Comencé a correr hacia coyoacancito y donde está la antigua casa de Gómez Farias, era, en mi sueño, una casa en reparación, con un gran jardín y muchos obreros trabajando en ella. Como yo tenía mi celular, marqué al 060 y le dije a la operadora que me querían asaltar, puesto que los maleantes, en su camioneta, no podían dejar vivo, supuse, al testigo presencial del asalto (chale, eso yo lo he visto en muchas películas), mientras me adentraba en la casa en reparación, vi a Regina, la auditora de calidad de la empresa, que estaba, creo, auditando el proceso de reconstrucción del recinto, y yo le decía que me tenía que esconder, por que mi vida corría peligro.
Desde el escondite que escogí, un cuarto derruido, sin ventanas y sin una parte del techo, veía la entrada en espera de que llegaran los maleantes, que, una vez que llegaron, comenzaron la búsqueda.

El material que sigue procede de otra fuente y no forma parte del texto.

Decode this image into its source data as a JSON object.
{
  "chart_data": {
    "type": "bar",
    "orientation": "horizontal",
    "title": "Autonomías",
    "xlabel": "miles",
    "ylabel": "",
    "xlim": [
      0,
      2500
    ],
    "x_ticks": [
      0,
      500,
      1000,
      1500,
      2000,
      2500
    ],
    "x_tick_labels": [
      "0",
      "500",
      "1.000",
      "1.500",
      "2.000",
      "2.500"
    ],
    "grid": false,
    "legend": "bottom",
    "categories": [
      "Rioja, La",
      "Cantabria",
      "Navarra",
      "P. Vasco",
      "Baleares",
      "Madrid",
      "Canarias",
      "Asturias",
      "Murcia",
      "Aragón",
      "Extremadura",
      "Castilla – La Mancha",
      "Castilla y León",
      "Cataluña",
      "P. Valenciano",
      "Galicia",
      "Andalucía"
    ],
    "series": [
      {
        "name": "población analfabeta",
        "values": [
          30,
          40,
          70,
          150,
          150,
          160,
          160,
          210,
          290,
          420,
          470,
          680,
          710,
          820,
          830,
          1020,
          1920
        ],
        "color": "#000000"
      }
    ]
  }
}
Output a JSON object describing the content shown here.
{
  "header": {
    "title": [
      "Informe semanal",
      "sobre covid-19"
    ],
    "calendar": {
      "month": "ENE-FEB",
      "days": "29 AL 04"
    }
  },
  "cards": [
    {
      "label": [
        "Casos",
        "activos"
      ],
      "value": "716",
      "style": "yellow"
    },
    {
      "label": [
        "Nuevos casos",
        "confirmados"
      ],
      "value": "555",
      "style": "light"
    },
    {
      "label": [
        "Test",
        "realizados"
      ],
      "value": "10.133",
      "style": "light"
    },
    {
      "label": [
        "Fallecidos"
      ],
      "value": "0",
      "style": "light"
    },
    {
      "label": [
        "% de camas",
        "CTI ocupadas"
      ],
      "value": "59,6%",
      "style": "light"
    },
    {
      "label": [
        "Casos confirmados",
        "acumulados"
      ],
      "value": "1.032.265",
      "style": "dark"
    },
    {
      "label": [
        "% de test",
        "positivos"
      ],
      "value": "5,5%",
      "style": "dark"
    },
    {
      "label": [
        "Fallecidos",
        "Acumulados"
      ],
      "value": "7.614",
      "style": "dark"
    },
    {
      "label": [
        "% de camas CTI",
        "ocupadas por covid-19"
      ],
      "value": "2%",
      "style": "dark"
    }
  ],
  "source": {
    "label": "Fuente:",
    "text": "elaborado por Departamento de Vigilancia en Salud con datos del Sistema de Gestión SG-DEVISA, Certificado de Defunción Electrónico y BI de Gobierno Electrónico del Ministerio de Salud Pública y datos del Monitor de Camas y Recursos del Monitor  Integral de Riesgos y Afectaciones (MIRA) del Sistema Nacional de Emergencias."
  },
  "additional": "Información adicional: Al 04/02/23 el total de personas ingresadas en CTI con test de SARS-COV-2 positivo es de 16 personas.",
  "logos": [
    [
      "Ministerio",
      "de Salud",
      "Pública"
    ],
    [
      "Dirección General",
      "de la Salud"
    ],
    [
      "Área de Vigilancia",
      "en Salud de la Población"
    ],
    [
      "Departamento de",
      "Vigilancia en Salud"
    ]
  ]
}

Cuando creí que todo estaba perdido (esta frase y el desenlace que seguramente ya vislumbraron, también la vi en muchas películas), llegó la policía, cuando menos en mi sueño fue bastante agradable, por que esta vez no iban para detenerme por ingerir bebidas alcohólicas en la vía pública, y detuvieron al malhechor y a punta de madrazos lo subieron a la patrulla, y al poco, un chingo de patrullas, helicópteros, bueno, no, singular, por que nomás era un helicóptero, pero eso sí, con la luz prendida, esa luz que sirve para seguir a los sospechosos en la oscuridad nocturna, y un chingo, y eso quiero decir, un chingo de patrullas haciendo un gran despliegue digno de película chafa, bajando de las greñas a los seis cabrones de la camioneta, que quizá eran cuatro gueyes y dos viejas, pero, ah pinches viejas cómo la hacían de a pedo, como buenas viejas, llorando y diciendo que ya estuvo, que no era enserio, pero de todos modos se la pelaron por que a todos los subieron a las patrullas.
Total, que una vez que salí me comenzaron a hacer preguntas de cómo fue el pedo y pues regresamos a la tienda donde había sido el atraco.
No sé por qué, pero de repente ya había de por medio una recompensa, que además ya me estaba saboreando, pero que al final, todo indicaba que se la iba a chingar el dependiente de la tienda ¡pinche gordo culero! Yo que había hecho todo y ese guey se iba a llevar el varo, pero bueno, en eso estábamos cuando pasó lo más cabrón… me desperté.